Previously, references to her Nazi involvement have been toned down to imply that she simply co-existed alongside them for her own survival. That’s a harder thing to claim with the emergence of new documents, however, but it’s not entirely surprising that just how deep her involvement with the Nazi party was got covered up pretty neatly.
(It’s said that she even paid off the families of former Nazi officers to keep her name out of their memoirs, journals, and other published materials.)
At the end of the war, she did a good bit of covering up her involvement herself. She informed on those that had previously been her collaborators, including de Vaufreland. It wasn’t long after the war that she had already gone a long way in re-establishing her fashion empire, backed by plenty of money and plenty of big names.
She was a French icon and in the years after the war, an icon was needed. What she did during the war didn’t matter so much.
It never fails to amaze me at how many evil people get away with the things they do.
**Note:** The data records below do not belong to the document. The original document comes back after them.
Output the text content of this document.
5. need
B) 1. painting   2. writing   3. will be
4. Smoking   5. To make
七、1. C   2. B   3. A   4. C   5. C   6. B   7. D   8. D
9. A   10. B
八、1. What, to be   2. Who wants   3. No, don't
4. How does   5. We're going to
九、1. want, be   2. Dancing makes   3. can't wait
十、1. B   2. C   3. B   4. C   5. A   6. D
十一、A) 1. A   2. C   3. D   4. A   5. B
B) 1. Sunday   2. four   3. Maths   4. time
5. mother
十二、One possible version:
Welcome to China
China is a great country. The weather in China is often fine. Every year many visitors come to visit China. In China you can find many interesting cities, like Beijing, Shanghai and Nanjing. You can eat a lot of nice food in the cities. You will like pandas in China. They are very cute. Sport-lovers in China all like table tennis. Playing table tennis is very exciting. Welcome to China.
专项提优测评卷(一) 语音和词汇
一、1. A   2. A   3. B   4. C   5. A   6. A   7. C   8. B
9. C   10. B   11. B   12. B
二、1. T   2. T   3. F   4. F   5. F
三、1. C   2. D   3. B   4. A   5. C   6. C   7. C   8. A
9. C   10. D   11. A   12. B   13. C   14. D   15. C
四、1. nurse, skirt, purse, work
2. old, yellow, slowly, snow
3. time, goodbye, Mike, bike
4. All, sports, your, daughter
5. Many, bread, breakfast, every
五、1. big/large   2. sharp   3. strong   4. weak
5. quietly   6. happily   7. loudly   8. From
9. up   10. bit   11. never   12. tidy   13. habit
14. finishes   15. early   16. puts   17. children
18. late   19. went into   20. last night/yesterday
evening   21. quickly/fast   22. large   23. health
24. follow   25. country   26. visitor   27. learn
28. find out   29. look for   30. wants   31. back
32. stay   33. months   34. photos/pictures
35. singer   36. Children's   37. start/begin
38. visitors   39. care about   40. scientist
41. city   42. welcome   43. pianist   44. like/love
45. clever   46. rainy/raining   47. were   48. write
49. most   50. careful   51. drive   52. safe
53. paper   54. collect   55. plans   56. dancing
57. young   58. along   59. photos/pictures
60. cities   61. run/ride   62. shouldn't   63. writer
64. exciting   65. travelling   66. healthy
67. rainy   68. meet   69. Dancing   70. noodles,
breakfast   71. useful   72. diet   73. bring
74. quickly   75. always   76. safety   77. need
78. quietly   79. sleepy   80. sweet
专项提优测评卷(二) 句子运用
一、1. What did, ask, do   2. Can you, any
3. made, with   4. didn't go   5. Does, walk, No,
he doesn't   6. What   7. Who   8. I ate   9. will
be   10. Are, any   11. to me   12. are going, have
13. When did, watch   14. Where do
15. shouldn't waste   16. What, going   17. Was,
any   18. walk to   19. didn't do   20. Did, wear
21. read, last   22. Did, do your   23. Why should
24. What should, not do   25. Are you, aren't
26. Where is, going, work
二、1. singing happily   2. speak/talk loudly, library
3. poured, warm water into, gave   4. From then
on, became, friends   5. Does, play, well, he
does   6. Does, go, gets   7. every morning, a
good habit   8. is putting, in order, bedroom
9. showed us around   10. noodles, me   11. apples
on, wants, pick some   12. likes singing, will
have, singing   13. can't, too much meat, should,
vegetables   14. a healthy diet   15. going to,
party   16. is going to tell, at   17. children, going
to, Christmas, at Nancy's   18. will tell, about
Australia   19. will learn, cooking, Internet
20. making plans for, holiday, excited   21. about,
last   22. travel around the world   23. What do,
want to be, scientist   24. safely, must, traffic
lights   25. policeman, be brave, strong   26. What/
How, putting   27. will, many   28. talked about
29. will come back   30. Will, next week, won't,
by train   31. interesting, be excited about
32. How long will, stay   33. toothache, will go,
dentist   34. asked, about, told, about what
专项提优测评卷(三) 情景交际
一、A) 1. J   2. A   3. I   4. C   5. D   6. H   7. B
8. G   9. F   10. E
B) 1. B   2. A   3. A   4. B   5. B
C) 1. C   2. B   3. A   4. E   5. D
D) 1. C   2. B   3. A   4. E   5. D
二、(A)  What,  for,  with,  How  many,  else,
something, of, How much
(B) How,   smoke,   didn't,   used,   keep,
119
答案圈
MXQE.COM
Instead of being treated like the scum they were, they became icons in their country! Countries that they betrayed! America did the same thing with some of their "icons." Don't believe me? Look into the association of Charles Linberg and the Nazi Party! Oh, and don't forget the forgiveness we gave to Wernher Von Braun, inventor of the V rockets used to rain death on London and the rest of England! He was basically the father of our space program! So it goes!
Coffee out on the patio. Looking at a high of 82 today!
5 comments:
Wow! Didn't know that about her. My parents always talked about Lindbergh. In fact, when his baby was kidnapped, my Grandmother lived close to them and her house was checked out by the police, as was everyone's house in the neighborhood.
82 degrees? I can only dream about that!
I did not know she was a spy. I did know about Lindbergh and van Braun tho. It just frosts me how these people get away with the things they did and we idolize them. You know if I did what they did I would be hung me out to dry. Wow, 82 degrees - what's that like, I don't know anymore - it snowed here this AM. But I for sure will be there on your patio. Have a great weekend.
Wernher Von Braun -aimed for the stars, and hit London.
Lots of dirty hands during wartime.
Hey Phyllis...
Many famous people in our past got away with a lot, due to their popularity. Does make you wonder!
Thanks for coming over today!
Hey Linda M...
Guess that folks like you and I are not famous enough to get away with these kinds of things. Just look at all the bozos in the music business and the well known actors that are allowed a free pass in all that they do!
Thanks for coming over today!
Hey Sixbears...
That about sums it up!
Thanks for the visit today!
Sure didn't know that. It seems that if the person is useful, their past will be forgotten.